In den 1970er Jahren entstanden erste Projekte einer erhaltenden Erneuerung, die jedoch quantitativ gegenüber dem Neubau kaum ins Gewicht fielen. Dies galt auch für Ansätze im Ostteil Berlins, die als komplexe Rekonstruktion bezeichnet wurden, etwa rund um den Arkonaplatz oder den Arnimplatz. Vor dem Hintergrund der erheblichen und zunehmend verfallenden Altbausubstanz blieben diese Ansätze jedoch randständig.
Die eskalierenden Konflikte um die Sanierungsziele Anfang der 1980er Jahre, die zu zahlreichen Hausbesetzungen führten, mündeten in die Entwicklung der Grundsätze der behutsamen Stadterneuerung. Ihr zentrales Anliegen war der weitest mögliche Erhalt des Bestandes, wobei die Sanierung gemeinsam mit den Betroffenen geplant und realisiert werden sollte. Seitdem ist es Ziel der Berliner Stadterneuerung, soziale und bauliche Fragen gleichermaßen zu berücksichtigen und in Ausgleich zu bringen.
Nach der Wiedervereinigung beschloss der Senat das Erste Gesamtberliner Stadterneuerungsprogramm, dessen Schwerpunkt auf den Gründerzeitquartieren im Ostteil der Stadt in Mitte, Prenzlauer Berg und Friedrichshain lag. In der 9. bis 11. Rechtsverordnung wurden insgesamt 22 Sanierungsgebiete festgelegt.

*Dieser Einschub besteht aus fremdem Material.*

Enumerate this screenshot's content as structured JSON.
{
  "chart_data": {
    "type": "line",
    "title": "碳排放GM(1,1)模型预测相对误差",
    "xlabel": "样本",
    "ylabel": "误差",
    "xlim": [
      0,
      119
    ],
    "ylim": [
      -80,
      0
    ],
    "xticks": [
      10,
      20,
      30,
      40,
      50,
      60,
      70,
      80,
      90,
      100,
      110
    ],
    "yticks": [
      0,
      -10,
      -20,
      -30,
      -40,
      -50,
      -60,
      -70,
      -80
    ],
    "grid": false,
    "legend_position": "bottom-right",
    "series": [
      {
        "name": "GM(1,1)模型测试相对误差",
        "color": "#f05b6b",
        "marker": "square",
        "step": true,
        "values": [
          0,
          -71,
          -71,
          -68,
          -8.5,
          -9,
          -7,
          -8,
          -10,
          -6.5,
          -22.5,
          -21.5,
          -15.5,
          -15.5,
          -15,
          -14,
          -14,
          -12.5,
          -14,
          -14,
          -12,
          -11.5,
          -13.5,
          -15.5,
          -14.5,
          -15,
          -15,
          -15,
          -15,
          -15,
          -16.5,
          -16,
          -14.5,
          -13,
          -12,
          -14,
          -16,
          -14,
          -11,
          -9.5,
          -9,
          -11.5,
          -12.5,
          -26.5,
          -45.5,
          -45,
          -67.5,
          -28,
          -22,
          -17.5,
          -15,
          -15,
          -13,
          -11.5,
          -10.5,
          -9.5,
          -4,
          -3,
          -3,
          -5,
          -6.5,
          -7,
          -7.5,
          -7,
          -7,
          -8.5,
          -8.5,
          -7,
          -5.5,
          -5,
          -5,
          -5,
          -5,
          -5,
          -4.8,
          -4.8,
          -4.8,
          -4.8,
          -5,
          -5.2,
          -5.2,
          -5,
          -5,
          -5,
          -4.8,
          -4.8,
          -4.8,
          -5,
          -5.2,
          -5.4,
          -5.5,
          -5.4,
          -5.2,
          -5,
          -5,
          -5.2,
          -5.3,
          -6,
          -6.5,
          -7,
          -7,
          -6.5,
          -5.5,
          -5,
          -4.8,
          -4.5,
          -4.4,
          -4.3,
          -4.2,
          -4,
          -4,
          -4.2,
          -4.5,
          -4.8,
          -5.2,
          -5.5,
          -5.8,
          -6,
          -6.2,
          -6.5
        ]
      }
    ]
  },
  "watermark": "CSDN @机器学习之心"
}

Im Zuge der Berliner Haushaltskrise Anfang der 2000er Jahre wurden die Sanierungsaktivitäten jedoch auf die öffentlichen Flächen und Einrichtungen konzentriert. Insgesamt wurden über 2 Milliarden Euro öffentliche Mittel in diese 22 Gebiete investiert, die mittlerweile erfolgreich beendet sind. In der Durchführung befindet sich nur noch der Teilbereich des Sanierungsgebiets Niederschöneweide.
An die Erfolge dieses Programms anknüpfend hat der Senat im Jahr 2011 in der 12. Rechtsverordnung sieben weitere Gebiete als Sanierungsgebiete festgelegt: Turmstraße, Müllerstraße und Nördliche Luisenstadt (alle Mitte), Karl-Marx-Straße/Sonnenallee (Neukölln), Südliche Friedrichstadt (Friedrichshain-Kreuzberg), Frankfurter Allee Nord (Lichtenberg) und Wilhelmstadt (Spandau). Diese Gebiete befinden sich derzeit in der Durchführung.
Der Arnimplatz als Milieuschutzgebiet
Neun Viertel in Prenzlauer Berg sind als besonders geschützte Milieuschutzgebiete ausgewiesen – vor Gentrifizierung. Dazu gehören der Arnimplatz, die Bötzowstraße, der Falkplatz, der Helmholtzplatz, der Humannplatz, der Kollwitzplatz, die Ostseestraße/Grellstraße, der Teutoburger Platz und die Winsstraße.
In diesen Gebieten müssen bestimmte Modernisierungen vom Amt genehmigt werden, darunter der Einbau von Fahrstühlen, neue Fenster, neue Heizungen und Grundrissänderungen. Die Verwaltung veröffentlicht regelmäßig die Ausnahmen, die seit 2014 gemacht wurden. Dabei zeigt sich, dass der Arnimplatz-Bereich mit 159 Genehmigungen besonders aktiv ist und bei den meisten Kategorien an erster Stelle liegt:
- Genehmigte Aufzüge: 41
- Grundrissänderungen: 20
- Zentralheizung und Warmwasser: 38
- Fenstertausch: 47
- Umwandlung von Gewerbeflächen in Wohnraum: 13
Damit liegt der Arnimplatz-Bereich immer im vorderen Rang – sei es bei den genehmigten Aufzügen, den Grundrissänderungen, bei der Zentralheizung und Warmwasser, beim Fenstertausch oder bei der Umwandlung von Gewerbeflächen in Wohnraum.
Auf dem zweiten Platz folgt das Gebiet um den Falkplatz mit 142 Genehmigungen, wobei hier besonders viele neue Fenster (51 Fälle) und zahlreiche genehmigte Grundrissänderungen (35 Fälle) auffallen. Knapp dahinter liegt das Gebiet um den Helmholtzplatz mit 137 Genehmigungen.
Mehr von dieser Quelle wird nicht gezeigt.